The basil seeds can then be used as follows:
- You can add them to drinks such as fruit juices, coconut milk, or teas.
- You can mix them in smoothies.
- They can be sprinkled over salads as a topping.
- You can add them to sauces or vegan cheese recipes, so add them anywhere a creamy/thicker consistency is needed.
- The seeds can be added to desserts that are formulated with tapioca or other thickening agents. There they replace the original thickeners. To obtain a pudding-like consistency, add 1 tablespoon of basil seeds for every 100 ml of liquid. If you prefer a shake, you can use fewer seeds or more liquid.
- You can also mix them in yogurt or quark and of course in muesli.

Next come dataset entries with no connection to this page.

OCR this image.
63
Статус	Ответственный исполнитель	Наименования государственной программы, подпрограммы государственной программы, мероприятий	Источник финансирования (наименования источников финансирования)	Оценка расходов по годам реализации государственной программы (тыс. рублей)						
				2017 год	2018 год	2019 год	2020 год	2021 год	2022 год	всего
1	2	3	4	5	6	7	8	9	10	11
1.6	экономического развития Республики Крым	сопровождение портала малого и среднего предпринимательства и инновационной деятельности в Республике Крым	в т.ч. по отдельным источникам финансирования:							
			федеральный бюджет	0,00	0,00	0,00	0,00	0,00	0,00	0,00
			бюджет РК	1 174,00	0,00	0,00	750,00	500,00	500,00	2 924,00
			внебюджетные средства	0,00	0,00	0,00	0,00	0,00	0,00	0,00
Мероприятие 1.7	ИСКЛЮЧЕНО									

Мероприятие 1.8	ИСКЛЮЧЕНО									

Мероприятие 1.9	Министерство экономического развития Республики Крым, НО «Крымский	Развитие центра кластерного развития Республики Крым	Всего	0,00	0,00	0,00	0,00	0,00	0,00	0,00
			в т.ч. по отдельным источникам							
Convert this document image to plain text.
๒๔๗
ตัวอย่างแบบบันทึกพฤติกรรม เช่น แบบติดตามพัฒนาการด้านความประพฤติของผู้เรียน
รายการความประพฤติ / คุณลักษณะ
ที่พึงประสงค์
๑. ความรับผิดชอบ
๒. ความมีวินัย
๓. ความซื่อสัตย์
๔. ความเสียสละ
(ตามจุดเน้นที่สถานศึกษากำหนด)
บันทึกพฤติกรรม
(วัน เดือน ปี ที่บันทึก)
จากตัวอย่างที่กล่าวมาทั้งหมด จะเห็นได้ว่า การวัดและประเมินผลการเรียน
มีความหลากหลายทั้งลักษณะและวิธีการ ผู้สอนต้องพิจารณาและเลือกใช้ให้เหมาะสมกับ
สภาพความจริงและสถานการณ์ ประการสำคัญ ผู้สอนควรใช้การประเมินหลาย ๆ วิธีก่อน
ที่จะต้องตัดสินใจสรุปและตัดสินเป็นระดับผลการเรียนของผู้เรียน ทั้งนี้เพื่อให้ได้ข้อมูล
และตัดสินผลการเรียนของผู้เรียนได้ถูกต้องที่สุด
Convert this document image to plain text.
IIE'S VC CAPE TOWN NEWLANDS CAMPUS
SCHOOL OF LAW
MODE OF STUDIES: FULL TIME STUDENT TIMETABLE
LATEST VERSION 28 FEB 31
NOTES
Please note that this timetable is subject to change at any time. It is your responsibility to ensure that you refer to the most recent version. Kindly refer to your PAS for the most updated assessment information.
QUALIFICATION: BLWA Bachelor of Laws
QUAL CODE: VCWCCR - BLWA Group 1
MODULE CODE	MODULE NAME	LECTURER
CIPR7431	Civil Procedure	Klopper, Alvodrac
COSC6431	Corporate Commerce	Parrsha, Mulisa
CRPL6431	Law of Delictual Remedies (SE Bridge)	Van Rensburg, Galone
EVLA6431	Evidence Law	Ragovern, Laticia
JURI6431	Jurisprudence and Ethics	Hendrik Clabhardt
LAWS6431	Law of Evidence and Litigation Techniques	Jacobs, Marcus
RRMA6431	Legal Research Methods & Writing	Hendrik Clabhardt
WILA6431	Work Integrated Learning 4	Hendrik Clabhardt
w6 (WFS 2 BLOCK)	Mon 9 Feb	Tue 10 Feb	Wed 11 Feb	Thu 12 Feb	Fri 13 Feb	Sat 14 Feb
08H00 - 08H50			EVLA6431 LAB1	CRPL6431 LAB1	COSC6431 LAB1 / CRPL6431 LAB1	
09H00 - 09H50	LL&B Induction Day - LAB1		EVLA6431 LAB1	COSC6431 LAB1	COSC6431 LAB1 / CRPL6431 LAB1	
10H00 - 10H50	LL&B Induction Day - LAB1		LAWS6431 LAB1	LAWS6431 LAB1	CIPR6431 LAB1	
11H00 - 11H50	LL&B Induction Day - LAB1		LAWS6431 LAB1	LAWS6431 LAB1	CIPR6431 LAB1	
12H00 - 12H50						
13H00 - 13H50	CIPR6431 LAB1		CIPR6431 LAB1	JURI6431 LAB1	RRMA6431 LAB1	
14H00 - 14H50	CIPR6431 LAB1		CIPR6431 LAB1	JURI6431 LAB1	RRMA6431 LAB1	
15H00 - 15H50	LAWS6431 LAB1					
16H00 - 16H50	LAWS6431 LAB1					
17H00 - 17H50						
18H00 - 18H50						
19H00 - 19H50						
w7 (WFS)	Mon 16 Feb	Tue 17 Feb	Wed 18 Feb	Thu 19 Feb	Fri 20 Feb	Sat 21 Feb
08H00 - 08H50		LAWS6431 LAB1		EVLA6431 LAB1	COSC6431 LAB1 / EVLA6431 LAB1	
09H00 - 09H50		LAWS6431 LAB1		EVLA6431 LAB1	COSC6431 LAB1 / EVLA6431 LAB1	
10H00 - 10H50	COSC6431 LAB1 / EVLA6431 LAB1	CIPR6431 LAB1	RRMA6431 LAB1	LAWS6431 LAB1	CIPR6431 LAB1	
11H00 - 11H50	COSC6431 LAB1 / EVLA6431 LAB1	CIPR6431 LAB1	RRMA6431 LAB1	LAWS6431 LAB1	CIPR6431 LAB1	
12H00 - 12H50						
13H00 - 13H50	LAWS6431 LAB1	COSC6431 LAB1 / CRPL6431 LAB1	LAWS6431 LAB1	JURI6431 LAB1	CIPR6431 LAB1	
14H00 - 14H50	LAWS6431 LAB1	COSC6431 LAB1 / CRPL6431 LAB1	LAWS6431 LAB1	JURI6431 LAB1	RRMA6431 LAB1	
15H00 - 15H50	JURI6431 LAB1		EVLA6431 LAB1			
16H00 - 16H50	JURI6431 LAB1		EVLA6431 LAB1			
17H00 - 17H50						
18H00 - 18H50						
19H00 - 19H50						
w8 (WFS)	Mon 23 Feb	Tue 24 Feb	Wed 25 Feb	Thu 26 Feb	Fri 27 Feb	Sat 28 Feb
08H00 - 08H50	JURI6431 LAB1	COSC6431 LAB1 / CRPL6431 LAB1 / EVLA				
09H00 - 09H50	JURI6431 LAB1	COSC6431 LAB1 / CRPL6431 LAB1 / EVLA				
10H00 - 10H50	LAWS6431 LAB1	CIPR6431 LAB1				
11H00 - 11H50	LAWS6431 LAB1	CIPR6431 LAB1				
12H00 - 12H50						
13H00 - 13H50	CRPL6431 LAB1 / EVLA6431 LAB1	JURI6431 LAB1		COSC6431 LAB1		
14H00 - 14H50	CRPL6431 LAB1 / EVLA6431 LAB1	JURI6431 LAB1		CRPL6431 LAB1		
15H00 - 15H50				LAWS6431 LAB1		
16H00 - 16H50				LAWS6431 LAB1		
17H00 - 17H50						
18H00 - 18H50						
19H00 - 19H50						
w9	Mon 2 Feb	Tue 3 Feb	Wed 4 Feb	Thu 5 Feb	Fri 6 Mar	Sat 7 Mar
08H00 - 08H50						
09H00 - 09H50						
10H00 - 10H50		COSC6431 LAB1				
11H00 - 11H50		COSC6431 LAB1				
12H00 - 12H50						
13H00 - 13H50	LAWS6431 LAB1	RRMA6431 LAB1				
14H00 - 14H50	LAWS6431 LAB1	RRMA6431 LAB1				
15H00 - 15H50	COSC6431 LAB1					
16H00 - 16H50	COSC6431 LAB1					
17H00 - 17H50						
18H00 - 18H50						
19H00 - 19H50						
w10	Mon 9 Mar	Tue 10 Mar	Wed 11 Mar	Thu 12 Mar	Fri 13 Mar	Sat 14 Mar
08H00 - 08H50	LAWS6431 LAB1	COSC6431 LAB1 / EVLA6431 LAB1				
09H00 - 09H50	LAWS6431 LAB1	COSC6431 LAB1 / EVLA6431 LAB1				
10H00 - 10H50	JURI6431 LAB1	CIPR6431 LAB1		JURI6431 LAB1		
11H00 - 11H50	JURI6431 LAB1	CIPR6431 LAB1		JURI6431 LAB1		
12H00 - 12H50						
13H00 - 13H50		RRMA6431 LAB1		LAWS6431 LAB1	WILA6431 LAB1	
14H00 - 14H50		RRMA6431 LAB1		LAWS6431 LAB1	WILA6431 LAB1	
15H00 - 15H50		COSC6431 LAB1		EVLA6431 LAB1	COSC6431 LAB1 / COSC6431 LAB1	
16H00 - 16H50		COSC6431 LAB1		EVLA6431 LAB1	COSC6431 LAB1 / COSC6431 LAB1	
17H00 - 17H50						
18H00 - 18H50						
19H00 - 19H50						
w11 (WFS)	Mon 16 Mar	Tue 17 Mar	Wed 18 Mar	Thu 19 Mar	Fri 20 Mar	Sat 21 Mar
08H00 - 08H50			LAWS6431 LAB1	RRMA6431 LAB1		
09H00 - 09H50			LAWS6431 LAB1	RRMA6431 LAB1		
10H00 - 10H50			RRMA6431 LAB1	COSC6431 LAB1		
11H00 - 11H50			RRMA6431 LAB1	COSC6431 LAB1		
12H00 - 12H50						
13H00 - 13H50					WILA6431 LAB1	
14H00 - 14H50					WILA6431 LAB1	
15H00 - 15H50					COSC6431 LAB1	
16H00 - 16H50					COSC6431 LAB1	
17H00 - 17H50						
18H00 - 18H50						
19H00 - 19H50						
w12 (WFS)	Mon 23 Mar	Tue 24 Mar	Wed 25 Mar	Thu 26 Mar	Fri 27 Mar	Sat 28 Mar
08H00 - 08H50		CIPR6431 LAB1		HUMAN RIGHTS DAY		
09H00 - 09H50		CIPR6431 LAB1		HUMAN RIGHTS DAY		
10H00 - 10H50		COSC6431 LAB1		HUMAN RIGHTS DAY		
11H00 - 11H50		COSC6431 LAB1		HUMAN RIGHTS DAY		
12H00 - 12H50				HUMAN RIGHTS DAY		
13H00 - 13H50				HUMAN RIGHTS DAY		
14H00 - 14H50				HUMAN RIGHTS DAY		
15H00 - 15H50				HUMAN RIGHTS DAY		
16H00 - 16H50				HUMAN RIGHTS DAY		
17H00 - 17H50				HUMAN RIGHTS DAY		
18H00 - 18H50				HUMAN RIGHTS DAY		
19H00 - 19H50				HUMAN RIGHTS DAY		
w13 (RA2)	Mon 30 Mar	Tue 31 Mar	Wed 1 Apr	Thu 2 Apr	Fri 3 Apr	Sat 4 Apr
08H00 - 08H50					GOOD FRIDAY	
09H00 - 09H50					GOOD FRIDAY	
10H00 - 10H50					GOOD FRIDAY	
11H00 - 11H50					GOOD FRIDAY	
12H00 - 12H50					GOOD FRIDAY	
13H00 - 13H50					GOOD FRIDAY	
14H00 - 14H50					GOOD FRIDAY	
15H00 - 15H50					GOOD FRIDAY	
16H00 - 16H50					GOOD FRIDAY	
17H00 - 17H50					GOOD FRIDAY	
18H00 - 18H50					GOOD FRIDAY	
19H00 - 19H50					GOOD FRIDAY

- Since the seeds are germinable, you can easily sow them and grow basil plants from them.
Always take basil seeds with plenty of water
Basil seeds should not be eaten without being soaked, as they absorb a lot of liquid in the body and can stick there. If you want to eat basil seeds without soaking them, you should drink plenty of water, a large glass (250 ml) per teaspoon of seeds.
In the beginning, you should start with small amounts of basil seeds so that your body can get used to the new food and the fiber.
Who shouldn’t eat basil seeds
Small children or people with swallowing difficulties should avoid eating foods with whole basil seeds. Just as with flea seeds, chia seeds, or flaxseeds, it also applies here that sensitive people can have problems if the seeds clump together.
Some sources claim that basil seeds have a blood-thinning effect. Anyone who takes the appropriate medication should therefore keep an eye on their blood coagulation in order to avoid blood that is “too thin”, which must be considered in particular before operations. However, it is not known whether this effect actually occurs to a noticeable extent.
Where to buy basil seeds
Basil seeds are available in organic quality in organic shops, health food stores, and in the relevant online trade. They are also available in Asian shops, but rarely in organic quality. In terms of price, they are well above chia seeds, but can definitely be used from time to time and thus bring variety to the kitchen.
Be sure to buy the seeds of the regular basil: Ocimum basilicum and not those of other varieties. The seeds should be suitable for direct consumption. Because seeds for sowing could be treated. Therefore, buy the seeds in the grocery store and not in the garden center.
Basil Seed Lemon Ginger Drink
A very simple recipe that allows you to enjoy basil seeds without any effort is the following drink:
- 200 ml cold water
- 2 tbsp freshly squeezed lemon juice
- 2 tbsp basil seeds
- Wafer-thin slices of ginger to taste
- 2 tsp yacon syrup (or another sweetener of your choice)
Soak the seeds in the water for 30 minutes. Now add the lemon juice and the ginger slices, sweeten as desired, and stir well. Then drink a glass of water afterward. The cooling effect of the swollen seeds makes them a very pleasant and refreshing ingredient, especially in all kinds of summer drinks.